Das Apple Mail-Programm am Mac lässt sich durch Erweiterungen und Plug-Ins mit zusätzlichen Funktionen ausstatten. Doch nach System-Updates oder dem Wechsel auf neue macOS-Versionen wie Sonoma oder Sequoia kompatible Probleme auf: Veraltete Plug-Ins verursachen Fehlermeldungen beim Start oder lassen Mail instabil laufen. Die Lösung ist einfach: störende Erweiterungen komplett entfernen.
Warum Plug-Ins Probleme verursachen
Apple hat die Architektur von Mail über die Jahre mehrfach geändert. Was unter macOS Monterey noch funktionierte, kann unter Sequoia bereits inkompatibel sein. Besonders ältere Plug-Ins für Spam-Filter, Signaturen oder E-Mail-Verschlüsselung bereiten häufig Schwierigkeiten. Anstatt Mail zum Absturz zu bringen oder endlose Fehlerdialoge zu produzieren, entfernt ihr diese Erweiterungen besser vollständig.

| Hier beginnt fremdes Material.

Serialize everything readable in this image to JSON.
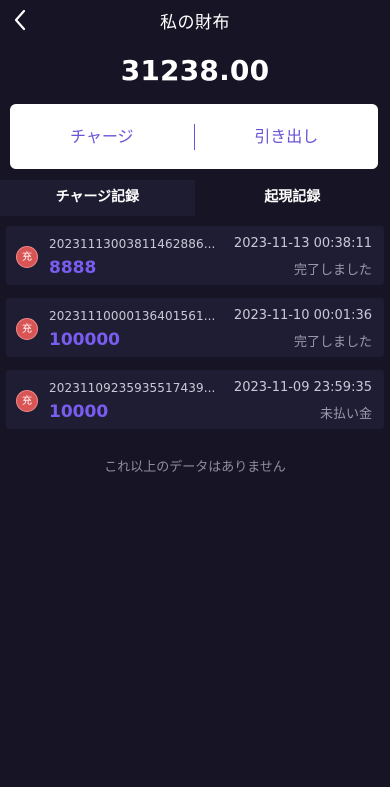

Systemweite Plug-Ins entfernen
Um ein systemweit installiertes Plug-In aus Apple Mail zu löschen, geht ihr so vor:
- Zuerst Mail komplett beenden (⌘+Q).
- Ein neues Finder-Fenster öffnen.
- In der Menüleiste auf Gehe zu → Gehe zum Ordner... klicken oder ⇧⌘G drücken.
- Folgenden Pfad eintippen und mit [Enter] bestätigen:
/Library/Mail/Bundles - Für jedes systemweit installierte Plug-In existiert hier ein Ordner. Den problematischen Ordner in den Papierkorb ziehen.

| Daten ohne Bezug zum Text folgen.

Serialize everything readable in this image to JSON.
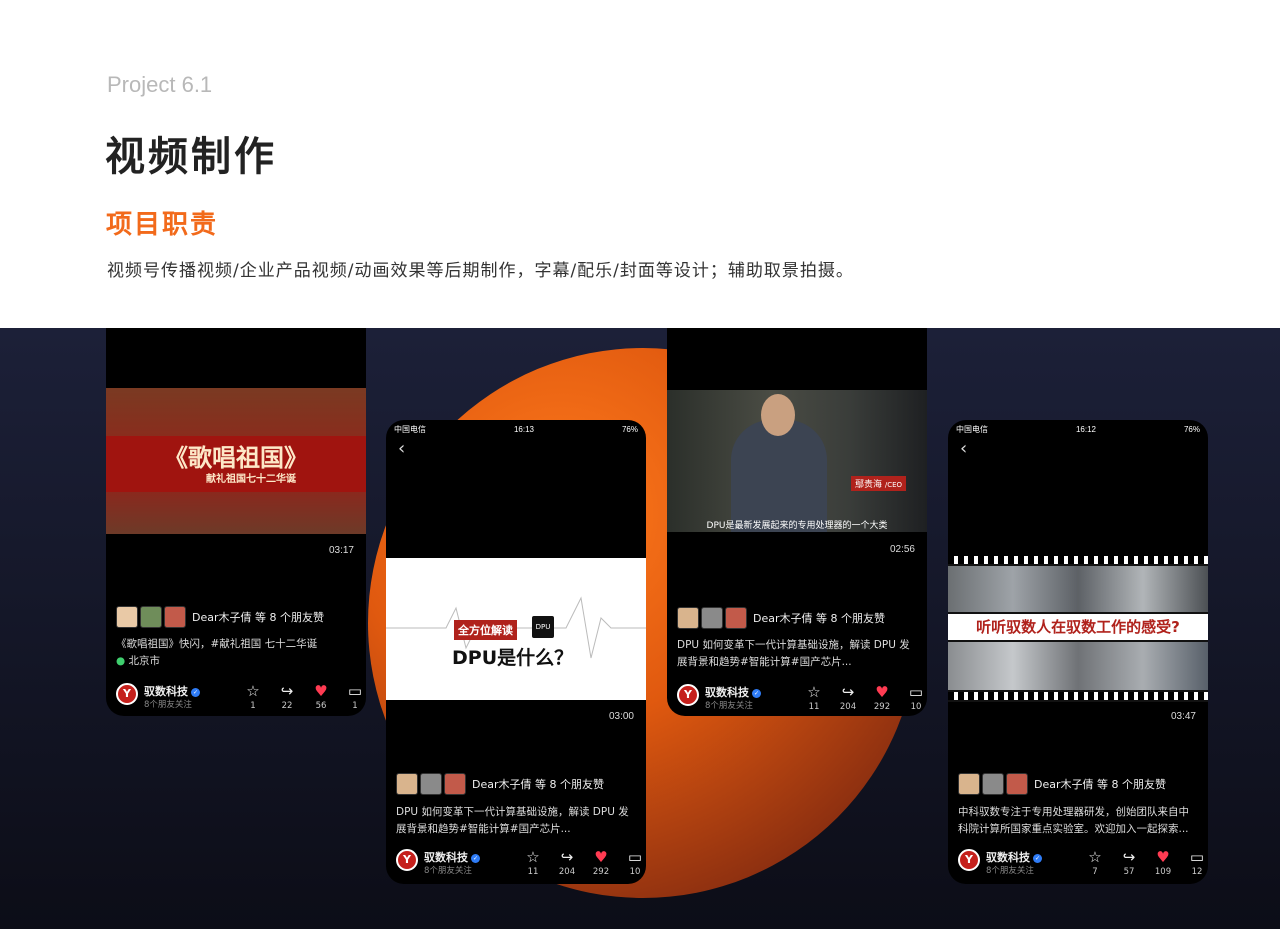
{
  "header": {
    "project": "Project 6.1",
    "title": "视频制作",
    "subtitle": "项目职责",
    "description": "视频号传播视频/企业产品视频/动画效果等后期制作，字幕/配乐/封面等设计；辅助取景拍摄。"
  },
  "phones": [
    {
      "duration": "03:17",
      "cover_title": "《歌唱祖国》",
      "cover_subtitle": "献礼祖国七十二华诞",
      "likes_text": "Dear木子倩 等 8 个朋友赞",
      "caption": "《歌唱祖国》快闪，#献礼祖国 七十二华诞",
      "location": "北京市",
      "account": "驭数科技",
      "followers": "8个朋友关注",
      "stats": {
        "fav": "1",
        "share": "22",
        "like": "56",
        "comment": "1"
      }
    },
    {
      "status_carrier": "中国电信",
      "status_time": "16:13",
      "status_battery": "76%",
      "duration": "03:00",
      "cover_tag": "全方位解读",
      "cover_chip": "DPU",
      "cover_title": "DPU是什么？",
      "likes_text": "Dear木子倩 等 8 个朋友赞",
      "caption": "DPU 如何变革下一代计算基础设施，解读 DPU 发展背景和趋势#智能计算#国产芯片...",
      "account": "驭数科技",
      "followers": "8个朋友关注",
      "stats": {
        "fav": "11",
        "share": "204",
        "like": "292",
        "comment": "10"
      }
    },
    {
      "duration": "02:56",
      "name_tag": "鄢贵海",
      "role_tag": "/CEO",
      "video_subtitle": "DPU是最新发展起来的专用处理器的一个大类",
      "likes_text": "Dear木子倩 等 8 个朋友赞",
      "caption": "DPU 如何变革下一代计算基础设施，解读 DPU 发展背景和趋势#智能计算#国产芯片...",
      "account": "驭数科技",
      "followers": "8个朋友关注",
      "stats": {
        "fav": "11",
        "share": "204",
        "like": "292",
        "comment": "10"
      }
    },
    {
      "status_carrier": "中国电信",
      "status_time": "16:12",
      "status_battery": "76%",
      "duration": "03:47",
      "banner": "听听驭数人在驭数工作的感受?",
      "likes_text": "Dear木子倩 等 8 个朋友赞",
      "caption": "中科驭数专注于专用处理器研发，创始团队来自中科院计算所国家重点实验室。欢迎加入一起探索...",
      "account": "驭数科技",
      "followers": "8个朋友关注",
      "stats": {
        "fav": "7",
        "share": "57",
        "like": "109",
        "comment": "12"
      }
    }
  ],
  "colors": {
    "accent": "#f26a1b",
    "verified": "#2f7cf6",
    "heart": "#ff3b52",
    "location": "#3fcf6e"
  }
}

- Nun per Gehe zu Ordner... zu diesem Pfad wechseln:
~/Library/Mail/Bundles - Auch hier störende Plug-Ins entfernen – das sind die benutzerspezifischen Erweiterungen.
Weitere Problemquellen beseitigen
Manchmal verstecken sich Plug-In-Reste auch in anderen Verzeichnissen. Prüft zusätzlich diese Pfade:
- ~/Library/Application Support/Mail/
- /Library/Application Support/Mail/
- ~/Library/Preferences/ (Dateien mit „mail“ im Namen)
In den Preferences können veraltete Einstellungsdateien problematischer Plug-Ins liegen. Diese erkennt ihr meist an Namen wie „com.hersteller.pluginname.plist“.
Alternative: Terminal nutzen
Fortgeschrittene Nutzer können auch das Terminal verwenden. Mit diesem Befehl seht ihr alle installierten Mail-Plug-Ins:
find /Library/Mail ~/Library/Mail -name ".bundle" -o -name ".mailbundle" 2>/dev/null
Zum Löschen nutzt ihr dann rm -rf gefolgt vom Pfad zum entsprechenden Bundle.
Moderne Alternativen zu Plug-Ins
Viele Funktionen klassischer Plug-Ins sind heute direkt in Mail integriert oder durch bessere Apps ersetzt:
- Spam-Filter: Mail hat intelligente Filter, zusätzlich helfen SpamSieve oder MailWasher
- Signaturen: Nativ in Mail verfügbar, mit HTML-Support
- Verschlüsselung: Mail unterstützt S/MIME nativ, für PGP gibt es GPG Suite
- E-Mail-Clients: Spark, Airmail oder Thunderbird als vollwertige Alternativen
Nach der Bereinigung
Nach dem Entfernen der Plug-Ins startet Mail wieder sauber. Falls ihr bestimmte Funktionen vermisst, sucht nach modernen Alternativen im Mac App Store. Diese sind meist besser mit aktuellen macOS-Versionen kompatibel und erhalten regelmäßige Updates.
Falls Mail immer noch Probleme macht, könnt ihr die kompletten Mail-Einstellungen zurücksetzen. Dazu die Datei ~/Library/Preferences/com.apple.mail.plist löschen – aber Achtung: Alle individuellen Einstellungen gehen dabei verloren.
Durch das Entfernen veralteter Plug-Ins läuft Mail nicht nur stabiler, sondern oft auch merklich schneller. Ein guter Zeitpunkt für diese Bereinigung ist direkt nach einem macOS-Update.